How to grow snowdrops also know as Galanthus


How to plant Galanthus in your garden:

  1. Wait until the soil is 60 degrees Fahrenheit or colder. In the North this will be in September or October, in the South in October or November.
  2. Pick a spot in your garden that has well-draining soil and gets full sun or partial shade.
  3. Plant the Galanthus bulbs about 2-3” deep and 2-3” apart, placing them in the ground with their pointy ends up.
  4. Water well once and wait for spring
  5. After the Galanthus have bloomed don’t cut off the foliage. Leave it until it’s completely withered and yellow, then remove.

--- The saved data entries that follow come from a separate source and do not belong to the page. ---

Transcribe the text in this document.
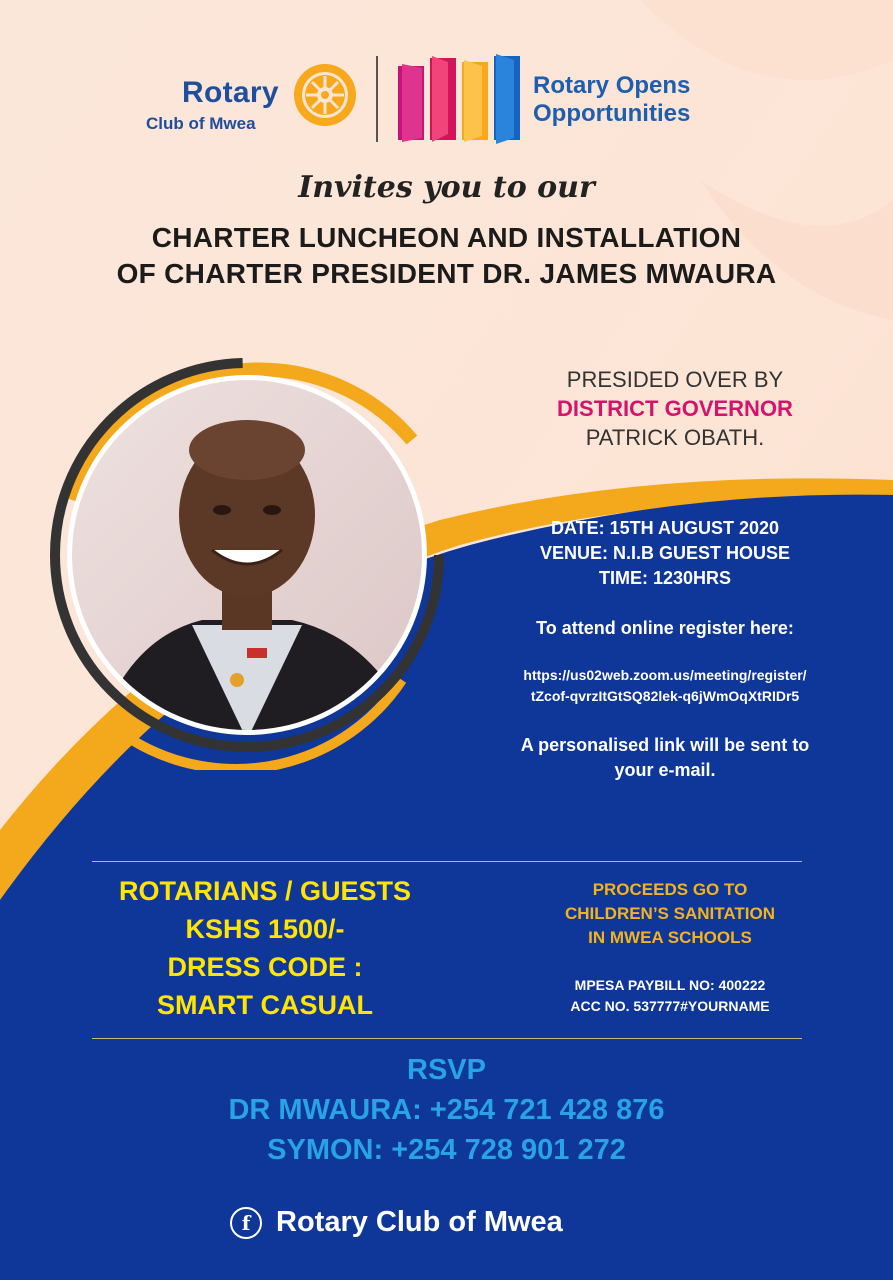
Rotary
Club of Mwea
Rotary Opens
Opportunities
Invites you to our
CHARTER LUNCHEON AND INSTALLATION
OF CHARTER PRESIDENT DR. JAMES MWAURA
PRESIDED OVER BY
DISTRICT GOVERNOR
PATRICK OBATH.
DATE: 15TH AUGUST 2020
VENUE: N.I.B GUEST HOUSE
TIME: 1230HRS
To attend online register here:
https://us02web.zoom.us/meeting/register/
tZcof-qvrzItGtSQ82lek-q6jWmOqXtRIDr5
A personalised link will be sent to
your e-mail.
ROTARIANS / GUESTS
KSHS 1500/-
DRESS CODE :
SMART CASUAL
PROCEEDS GO TO
CHILDREN’S SANITATION
IN MWEA SCHOOLS
MPESA PAYBILL NO: 400222
ACC NO. 537777#YOURNAME
RSVP
DR MWAURA: +254 721 428 876
SYMON: +254 728 901 272
f Rotary Club of Mwea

 How to grow snowdrops planting guide


How to plant Galanthus in containers:

  1. Wait until it’s cold outside, with a soil temperature of 60 degrees Fahrenheit or lower. In the North this will be in September or October, in the South in October or November.
  2. Pick a spot in your garden that gets full sun or partial shade.
  3. Find a well-draining container and fill it with loose soil, making sure water won’t gather and stay at the bottom.
  4. Plant the Galanthus bulbs about 2-3” deep and 2-3” apart, placing them in the soil with their pointy ends up. Since containers often have limited space, you can also experiment with placing the bulbs closer together, but make sure they never touch.  
  5. Water well once and wait for spring, or, when you live in hardiness zone 3-7, water well and bring the containers indoors, letting them spend the winter in a cool spot like an unheated garage or basement. 
  6. After the Galanthus have bloomed don’t cut off the foliage. Leave it until it’s completely withered and yellow, then remove.